Regia di Michel Franco vedi scheda film
Per la gioia di vedere Jessica Chastain innamorata pazza sfilare in Gucci e Yves Saint Laurent. Per il kink di assistere, nel 2025, a una satira anacronistica sul privilegio e la lotta di classe. Per il feticismo di guardare un melodramma, sì, ma glaciale, interpretato da personaggi coi corpi perfetti. Per questo e per altro, si può godere della visione di Dreams, barzelletta griffata e grottesco fashion movie, scheletro di una storia di amore e parabola di sesso e vendetta. Tutto e niente: è la “formula” di Michel Franco, quello per cui i “furbo” dei critici si sprecano da quasi sempre. Ma teniamoci alla larga dal processo alle intenzioni: il film si palesa come un lungo proverbio metallizzato, fatto da una scrittura che è un continuo gimmick e un meccanismo che è continuamente messo in mostra, non dissimulato, al servizio di una storia di personaggi che a loro volta performano in ogni momento, mentendosi tradendosi e facendosi del male. A partire dalla donna in carriera americana che ama follemente il suo amante ballerino messicano ma preferisce tenerlo “a bada” in Messico, perché a San Francisco è invece la sua reputazione la cosa che conta.
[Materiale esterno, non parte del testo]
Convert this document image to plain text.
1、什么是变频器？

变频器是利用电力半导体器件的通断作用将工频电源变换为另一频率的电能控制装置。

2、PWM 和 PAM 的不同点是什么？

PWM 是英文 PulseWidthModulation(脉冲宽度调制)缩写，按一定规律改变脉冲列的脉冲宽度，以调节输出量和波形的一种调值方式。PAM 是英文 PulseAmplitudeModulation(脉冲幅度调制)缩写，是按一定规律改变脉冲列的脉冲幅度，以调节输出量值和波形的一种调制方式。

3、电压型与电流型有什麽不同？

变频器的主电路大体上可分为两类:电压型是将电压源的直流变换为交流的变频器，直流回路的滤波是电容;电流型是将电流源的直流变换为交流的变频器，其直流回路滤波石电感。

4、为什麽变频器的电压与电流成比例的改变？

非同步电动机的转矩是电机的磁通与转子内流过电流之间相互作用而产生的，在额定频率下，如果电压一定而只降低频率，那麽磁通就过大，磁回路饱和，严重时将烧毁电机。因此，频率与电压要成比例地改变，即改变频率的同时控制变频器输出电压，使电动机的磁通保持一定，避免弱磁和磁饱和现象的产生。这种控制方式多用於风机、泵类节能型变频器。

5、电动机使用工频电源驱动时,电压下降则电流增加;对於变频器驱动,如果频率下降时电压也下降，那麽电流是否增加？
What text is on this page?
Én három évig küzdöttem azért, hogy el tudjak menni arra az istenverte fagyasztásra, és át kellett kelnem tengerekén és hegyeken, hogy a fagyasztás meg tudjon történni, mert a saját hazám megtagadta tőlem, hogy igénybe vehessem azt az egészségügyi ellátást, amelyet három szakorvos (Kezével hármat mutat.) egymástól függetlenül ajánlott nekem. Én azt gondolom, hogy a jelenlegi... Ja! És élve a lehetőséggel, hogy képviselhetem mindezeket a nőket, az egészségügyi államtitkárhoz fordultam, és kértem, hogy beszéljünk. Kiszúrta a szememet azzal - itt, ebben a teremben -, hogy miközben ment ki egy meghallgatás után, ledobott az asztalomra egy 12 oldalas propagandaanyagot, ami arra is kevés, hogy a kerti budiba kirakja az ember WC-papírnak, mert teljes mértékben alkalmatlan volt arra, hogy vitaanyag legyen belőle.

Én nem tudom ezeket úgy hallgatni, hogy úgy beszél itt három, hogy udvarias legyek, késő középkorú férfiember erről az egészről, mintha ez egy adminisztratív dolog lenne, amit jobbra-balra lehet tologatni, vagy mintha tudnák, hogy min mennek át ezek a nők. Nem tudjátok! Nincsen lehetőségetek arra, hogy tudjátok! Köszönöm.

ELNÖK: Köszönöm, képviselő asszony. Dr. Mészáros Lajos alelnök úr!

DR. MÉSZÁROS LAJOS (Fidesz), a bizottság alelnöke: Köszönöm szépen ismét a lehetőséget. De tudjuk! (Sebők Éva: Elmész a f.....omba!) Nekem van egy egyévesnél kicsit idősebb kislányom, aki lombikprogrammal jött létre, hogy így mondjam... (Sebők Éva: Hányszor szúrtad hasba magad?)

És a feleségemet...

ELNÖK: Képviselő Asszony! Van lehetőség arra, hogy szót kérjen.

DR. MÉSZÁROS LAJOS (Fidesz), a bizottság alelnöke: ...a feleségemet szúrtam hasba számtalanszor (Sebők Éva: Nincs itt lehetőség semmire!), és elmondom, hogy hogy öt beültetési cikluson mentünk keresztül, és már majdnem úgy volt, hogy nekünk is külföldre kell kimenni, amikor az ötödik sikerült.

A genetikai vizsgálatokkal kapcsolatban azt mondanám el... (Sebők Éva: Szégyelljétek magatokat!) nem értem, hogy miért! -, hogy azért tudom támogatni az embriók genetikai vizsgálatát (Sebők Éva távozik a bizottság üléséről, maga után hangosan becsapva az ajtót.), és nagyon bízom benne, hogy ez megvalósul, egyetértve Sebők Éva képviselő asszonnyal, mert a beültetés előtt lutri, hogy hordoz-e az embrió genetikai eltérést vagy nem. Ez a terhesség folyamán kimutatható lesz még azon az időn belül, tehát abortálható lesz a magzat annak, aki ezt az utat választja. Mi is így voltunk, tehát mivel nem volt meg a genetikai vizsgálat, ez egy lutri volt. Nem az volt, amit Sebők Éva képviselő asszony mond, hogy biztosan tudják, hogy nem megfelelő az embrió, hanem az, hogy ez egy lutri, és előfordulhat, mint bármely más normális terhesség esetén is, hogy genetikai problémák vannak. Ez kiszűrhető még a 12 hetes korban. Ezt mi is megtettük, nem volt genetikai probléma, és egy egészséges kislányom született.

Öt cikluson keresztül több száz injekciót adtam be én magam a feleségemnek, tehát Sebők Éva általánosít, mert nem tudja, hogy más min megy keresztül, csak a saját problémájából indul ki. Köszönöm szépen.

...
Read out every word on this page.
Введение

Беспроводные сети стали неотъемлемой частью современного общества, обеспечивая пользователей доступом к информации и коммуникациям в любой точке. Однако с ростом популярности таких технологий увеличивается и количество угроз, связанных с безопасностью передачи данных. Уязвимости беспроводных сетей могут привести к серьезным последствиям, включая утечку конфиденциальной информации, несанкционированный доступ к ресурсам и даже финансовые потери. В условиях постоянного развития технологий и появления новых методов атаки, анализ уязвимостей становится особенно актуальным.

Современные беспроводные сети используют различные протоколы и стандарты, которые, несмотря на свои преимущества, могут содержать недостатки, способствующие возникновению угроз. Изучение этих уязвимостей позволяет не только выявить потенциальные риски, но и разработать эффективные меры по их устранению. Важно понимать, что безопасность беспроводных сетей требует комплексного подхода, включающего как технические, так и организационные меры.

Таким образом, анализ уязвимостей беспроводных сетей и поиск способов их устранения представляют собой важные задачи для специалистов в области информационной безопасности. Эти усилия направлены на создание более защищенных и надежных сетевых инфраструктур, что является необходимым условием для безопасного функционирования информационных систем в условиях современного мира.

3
Sarebbe problematico, di contro, prendere alla lettera la manifesta grossolanità tematica di una trama che si esibisce nei suoi massimi sistemi strutturali e non costruisce altri orpelli che non siano inquadrature ricercate, design, mobilio. Dreams è un melodramma disossato dal sentimento, una boutade che demolisce tutti e non lascia scampo a nessuno, una provocazione malpensante e corrosiva che costringe lo spettatore a indagare il proprio livello di black humor. Forse la dimostrazione finale che Michel Franco è un regista comico e che prenderlo alla lettera è esattamente la trappola che ci gabba tutti e che ci fa chiedere se le immagini, al cinema, rimandino a loro stesse o intendano sempre altro.
È indubbio certo che Dreams evochi dilemmi politici non da poco per il presente del continente americano, ma sono i contrasti che non mettono la parola definitiva di “fine”, a volte, a farci sperimentare con la nostra idea di morale. Anche perché immaginare buoni e cattivi, per quanto grossolano possa essere il film, sarebbe ingiusto e impreciso, un torto all’affilatissima idea di Dreams per la quale - quasi sulla scorta di Dogville di von Trier - da tutte e due le parti della barricata, sia tra gli sconfitti del mondo che tra gli ipocriti vincitori del pianeta, si usano sempre gli stessi strumenti di tortura e di potere.